# Implicit Bias of Optimization in Deep Networks

Interactive analysis notebook for exploring implicit bias of different optimizers.

In [None]:
import sys
sys.path.insert(0, '..')

import torch
import torch.nn as nn
import numpy as np
import matplotlib.pyplot as plt
import seaborn as sns

from src.models import LinearModel, ShallowMLP, DeepMLP
from src.optimizers import get_optimizer, FullBatchGD, Lion
from src.metrics import (
    MetricsTracker, compute_weight_norms, compute_margin,
    compute_accuracy, compute_margin_ratios
)
from src.data import (
    generate_linearly_separable, generate_xor_data,
    generate_spiral_data, get_dataset
)
from src.visualization import (
    plot_training_curves, plot_decision_boundary,
    plot_multi_decision_boundaries, plot_margin_comparison
)

plt.style.use('seaborn-v0_8-whitegrid')
%matplotlib inline

print('Setup complete!')

## 1. Quick Demo: Linear Model on Separable Data

In [None]:
# Generate data
X, y = generate_linearly_separable(n_samples=100, dim=2, margin=1.0, seed=42)

# Visualize
plt.figure(figsize=(8, 6))
plt.scatter(X[y > 0, 0], X[y > 0, 1], c='blue', label='+1', edgecolors='white')
plt.scatter(X[y < 0, 0], X[y < 0, 1], c='red', label='-1', edgecolors='white')
plt.xlabel('x₁')
plt.ylabel('x₂')
plt.title('Linearly Separable Data')
plt.legend()
plt.show()

In [None]:
def train_and_compare(X, y, epochs=2000, lr=0.01):
    """Train with multiple optimizers and compare."""
    optimizers = ['gd', 'sgd', 'adam', 'lion']
    results = {}
    models = {}
    
    for opt_name in optimizers:
        # Fresh model
        model = LinearModel(input_dim=X.shape[1], output_dim=1, bias=False)
        torch.manual_seed(42)
        nn.init.normal_(model.linear.weight, std=0.01)
        
        optimizer = get_optimizer(opt_name, model.parameters(), lr=lr)
        loss_fn = nn.BCEWithLogitsLoss()
        y_bce = (y + 1) / 2
        
        history = {'loss': [], 'margin': [], 'norm_l2': [], 'norm_linf': []}
        
        for epoch in range(epochs):
            optimizer.zero_grad()
            outputs = model(X).squeeze()
            loss = loss_fn(outputs, y_bce)
            loss.backward()
            optimizer.step()
            
            if epoch % 100 == 0:
                l2, linf = compute_weight_norms(model)
                margin = compute_margin(model, X, y, normalize=True)
                history['loss'].append(loss.item())
                history['margin'].append(margin)
                history['norm_l2'].append(l2)
                history['norm_linf'].append(linf)
        
        results[opt_name] = history
        models[opt_name] = model
        
        l2_ratio, linf_ratio = compute_margin_ratios(model, X, y)
        print(f"{opt_name.upper():>5}: ℓ2-ratio={l2_ratio:.4f}, ℓ∞-ratio={linf_ratio:.4f}")
    
    return results, models

results, models = train_and_compare(X, y)

In [None]:
# Plot training dynamics
fig, axes = plt.subplots(2, 2, figsize=(12, 10))

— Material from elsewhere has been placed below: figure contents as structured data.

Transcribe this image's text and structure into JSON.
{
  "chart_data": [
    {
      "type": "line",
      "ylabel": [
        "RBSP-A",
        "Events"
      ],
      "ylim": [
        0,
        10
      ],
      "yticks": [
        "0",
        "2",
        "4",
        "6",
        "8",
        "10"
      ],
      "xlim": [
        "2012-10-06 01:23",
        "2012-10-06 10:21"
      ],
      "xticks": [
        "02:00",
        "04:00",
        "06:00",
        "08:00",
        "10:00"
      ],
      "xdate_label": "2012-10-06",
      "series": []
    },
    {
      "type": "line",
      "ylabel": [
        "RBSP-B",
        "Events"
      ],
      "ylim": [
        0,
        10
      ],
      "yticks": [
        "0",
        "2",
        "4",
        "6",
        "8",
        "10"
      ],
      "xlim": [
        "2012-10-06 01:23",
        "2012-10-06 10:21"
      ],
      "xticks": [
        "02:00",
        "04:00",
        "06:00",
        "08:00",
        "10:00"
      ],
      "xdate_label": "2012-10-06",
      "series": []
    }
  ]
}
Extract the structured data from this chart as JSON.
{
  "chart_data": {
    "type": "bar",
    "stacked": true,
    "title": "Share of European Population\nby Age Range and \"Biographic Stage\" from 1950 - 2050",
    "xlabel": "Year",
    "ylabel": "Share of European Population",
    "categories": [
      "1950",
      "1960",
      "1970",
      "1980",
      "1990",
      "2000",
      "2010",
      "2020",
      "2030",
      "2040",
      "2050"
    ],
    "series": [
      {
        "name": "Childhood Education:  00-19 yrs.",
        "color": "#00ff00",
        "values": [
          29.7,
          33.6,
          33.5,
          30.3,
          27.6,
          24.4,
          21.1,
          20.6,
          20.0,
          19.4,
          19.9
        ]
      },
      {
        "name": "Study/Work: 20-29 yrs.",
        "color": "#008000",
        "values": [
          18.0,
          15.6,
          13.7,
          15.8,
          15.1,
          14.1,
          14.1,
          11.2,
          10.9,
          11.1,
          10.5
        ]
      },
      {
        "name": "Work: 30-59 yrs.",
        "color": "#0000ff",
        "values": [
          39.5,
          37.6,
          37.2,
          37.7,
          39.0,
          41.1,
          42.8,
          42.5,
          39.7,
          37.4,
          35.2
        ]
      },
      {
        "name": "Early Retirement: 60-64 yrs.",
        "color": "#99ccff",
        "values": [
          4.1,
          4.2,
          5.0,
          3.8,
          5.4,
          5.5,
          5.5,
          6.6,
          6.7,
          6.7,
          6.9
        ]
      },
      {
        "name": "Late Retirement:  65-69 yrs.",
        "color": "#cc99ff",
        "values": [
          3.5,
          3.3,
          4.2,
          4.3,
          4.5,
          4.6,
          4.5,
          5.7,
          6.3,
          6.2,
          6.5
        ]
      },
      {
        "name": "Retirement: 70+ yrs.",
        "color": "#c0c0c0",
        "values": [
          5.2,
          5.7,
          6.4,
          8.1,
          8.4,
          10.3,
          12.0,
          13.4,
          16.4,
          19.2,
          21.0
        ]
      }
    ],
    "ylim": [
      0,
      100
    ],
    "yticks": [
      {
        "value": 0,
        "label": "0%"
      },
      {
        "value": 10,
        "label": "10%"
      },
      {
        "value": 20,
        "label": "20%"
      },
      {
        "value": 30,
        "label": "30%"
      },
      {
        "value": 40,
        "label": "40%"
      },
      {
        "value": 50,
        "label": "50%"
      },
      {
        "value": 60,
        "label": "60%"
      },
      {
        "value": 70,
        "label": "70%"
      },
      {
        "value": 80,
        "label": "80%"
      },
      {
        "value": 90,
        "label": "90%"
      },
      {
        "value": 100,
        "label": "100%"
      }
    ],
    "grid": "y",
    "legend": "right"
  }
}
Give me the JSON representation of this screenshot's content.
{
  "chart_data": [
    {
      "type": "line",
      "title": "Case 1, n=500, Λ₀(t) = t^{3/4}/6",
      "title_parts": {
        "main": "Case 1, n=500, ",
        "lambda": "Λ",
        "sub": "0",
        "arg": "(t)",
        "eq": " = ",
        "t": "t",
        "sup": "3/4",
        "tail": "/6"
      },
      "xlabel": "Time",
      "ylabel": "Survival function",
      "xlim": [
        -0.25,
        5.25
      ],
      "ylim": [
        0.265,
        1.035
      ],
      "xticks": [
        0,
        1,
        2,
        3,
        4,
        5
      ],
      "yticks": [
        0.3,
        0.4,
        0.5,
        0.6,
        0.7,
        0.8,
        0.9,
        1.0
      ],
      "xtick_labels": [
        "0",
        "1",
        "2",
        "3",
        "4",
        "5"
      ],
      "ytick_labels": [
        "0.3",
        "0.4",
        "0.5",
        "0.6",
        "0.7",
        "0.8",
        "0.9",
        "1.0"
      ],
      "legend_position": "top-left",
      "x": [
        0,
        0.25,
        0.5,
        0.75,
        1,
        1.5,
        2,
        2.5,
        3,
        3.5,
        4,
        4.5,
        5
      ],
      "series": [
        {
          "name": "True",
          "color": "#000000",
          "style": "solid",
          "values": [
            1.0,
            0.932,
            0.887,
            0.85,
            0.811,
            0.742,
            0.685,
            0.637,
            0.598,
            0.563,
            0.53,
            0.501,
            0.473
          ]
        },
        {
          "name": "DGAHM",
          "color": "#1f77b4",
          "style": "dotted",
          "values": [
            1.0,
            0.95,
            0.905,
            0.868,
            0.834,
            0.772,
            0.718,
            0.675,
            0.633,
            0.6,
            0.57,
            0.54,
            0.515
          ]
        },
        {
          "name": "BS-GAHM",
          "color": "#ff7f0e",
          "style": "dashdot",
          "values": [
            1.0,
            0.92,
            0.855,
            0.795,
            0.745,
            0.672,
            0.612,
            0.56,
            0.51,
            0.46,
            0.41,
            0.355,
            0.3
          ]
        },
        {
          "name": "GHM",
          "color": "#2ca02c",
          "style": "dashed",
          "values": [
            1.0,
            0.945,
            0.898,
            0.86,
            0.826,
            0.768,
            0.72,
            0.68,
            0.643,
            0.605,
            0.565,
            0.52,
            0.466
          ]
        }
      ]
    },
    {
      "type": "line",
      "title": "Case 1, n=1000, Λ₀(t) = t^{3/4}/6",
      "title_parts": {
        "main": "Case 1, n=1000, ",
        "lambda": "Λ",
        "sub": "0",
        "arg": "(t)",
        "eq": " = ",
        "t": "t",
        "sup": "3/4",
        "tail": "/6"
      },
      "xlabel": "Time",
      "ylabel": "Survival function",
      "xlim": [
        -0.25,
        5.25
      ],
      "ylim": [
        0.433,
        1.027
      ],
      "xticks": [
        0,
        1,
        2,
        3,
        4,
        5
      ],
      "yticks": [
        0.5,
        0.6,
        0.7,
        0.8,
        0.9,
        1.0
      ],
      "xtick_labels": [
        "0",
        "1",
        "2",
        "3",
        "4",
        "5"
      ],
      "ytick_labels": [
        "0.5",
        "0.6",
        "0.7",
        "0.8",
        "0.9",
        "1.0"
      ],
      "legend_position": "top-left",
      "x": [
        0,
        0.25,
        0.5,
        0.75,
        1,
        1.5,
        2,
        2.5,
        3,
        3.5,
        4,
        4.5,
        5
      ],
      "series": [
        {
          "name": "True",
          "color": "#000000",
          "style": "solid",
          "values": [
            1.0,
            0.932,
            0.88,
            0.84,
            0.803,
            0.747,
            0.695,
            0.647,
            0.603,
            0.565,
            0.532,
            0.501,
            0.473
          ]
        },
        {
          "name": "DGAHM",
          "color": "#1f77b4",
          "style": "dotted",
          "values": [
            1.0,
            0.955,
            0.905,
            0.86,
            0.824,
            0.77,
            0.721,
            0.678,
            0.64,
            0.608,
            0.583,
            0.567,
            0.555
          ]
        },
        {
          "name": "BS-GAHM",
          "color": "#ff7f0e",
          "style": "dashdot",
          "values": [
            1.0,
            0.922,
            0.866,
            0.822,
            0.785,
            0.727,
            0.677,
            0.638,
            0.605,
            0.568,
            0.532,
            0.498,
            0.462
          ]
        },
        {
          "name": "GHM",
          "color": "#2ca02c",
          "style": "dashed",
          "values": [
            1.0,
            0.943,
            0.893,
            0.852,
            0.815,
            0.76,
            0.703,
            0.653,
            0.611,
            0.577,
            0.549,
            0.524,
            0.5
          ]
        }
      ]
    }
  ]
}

for opt_name, history in results.items():
    epochs = range(0, len(history['loss']) * 100, 100)
    axes[0, 0].plot(epochs, history['loss'], label=opt_name.upper())
    axes[0, 1].plot(epochs, history['margin'], label=opt_name.upper())
    axes[1, 0].plot(epochs, history['norm_l2'], label=opt_name.upper())
    axes[1, 1].plot(epochs, history['norm_linf'], label=opt_name.upper())

axes[0, 0].set_title('Training Loss'); axes[0, 0].set_xlabel('Epoch'); axes[0, 0].legend()
axes[0, 1].set_title('Normalized Margin'); axes[0, 1].set_xlabel('Epoch'); axes[0, 1].legend()
axes[1, 0].set_title('Weight Norm (ℓ₂)'); axes[1, 0].set_xlabel('Epoch'); axes[1, 0].legend()
axes[1, 1].set_title('Weight Norm (ℓ∞)'); axes[1, 1].set_xlabel('Epoch'); axes[1, 1].legend()

plt.tight_layout()
plt.show()

In [None]:
# Decision boundaries comparison
plot_multi_decision_boundaries(models, X, y)

## 2. XOR Data (Requires Nonlinearity)

In [None]:
X_xor, y_xor = generate_xor_data(n_samples=200, noise=0.15, seed=42)

plt.figure(figsize=(8, 6))
plt.scatter(X_xor[y_xor > 0, 0], X_xor[y_xor > 0, 1], c='blue', label='+1')
plt.scatter(X_xor[y_xor < 0, 0], X_xor[y_xor < 0, 1], c='red', label='-1')
plt.title('XOR Data')
plt.legend()
plt.show()

In [None]:
# Train shallow MLP on XOR
def train_mlp(X, y, hidden_dim=32, epochs=1000, lr=0.01):
    models = {}
    
    for opt_name in ['gd', 'adam', 'lion']:
        model = ShallowMLP(input_dim=2, hidden_dim=hidden_dim, activation='relu')
        torch.manual_seed(42)
        
        optimizer = get_optimizer(opt_name, model.parameters(), lr=lr)
        loss_fn = nn.BCEWithLogitsLoss()
        y_bce = (y + 1) / 2
        
        for epoch in range(epochs):
            optimizer.zero_grad()
            loss = loss_fn(model(X).squeeze(), y_bce)
            loss.backward()
            optimizer.step()
        
        acc = compute_accuracy(model, X, y)
        print(f"{opt_name.upper()}: Accuracy = {acc:.2%}")
        models[opt_name] = model
    
    return models

xor_models = train_mlp(X_xor, y_xor)

In [None]:
plot_multi_decision_boundaries(xor_models, X_xor, y_xor)

## 3. Load and Analyze Experiment Results

After running the experiment scripts, load and analyze results here.

In [None]:
import json
from pathlib import Path

# Load baseline results if available
baseline_path = Path('../results/baseline/all_metrics.json')
if baseline_path.exists():
    with open(baseline_path) as f:
        baseline_results = json.load(f)
    print('Loaded baseline results!')
    plot_training_curves(baseline_results)
else:
    print('Run experiments/01_baseline_linear.py first!')

## 4. Custom Experiments

Use this section to run custom experiments.

In [None]:
# Your custom experiments here
pass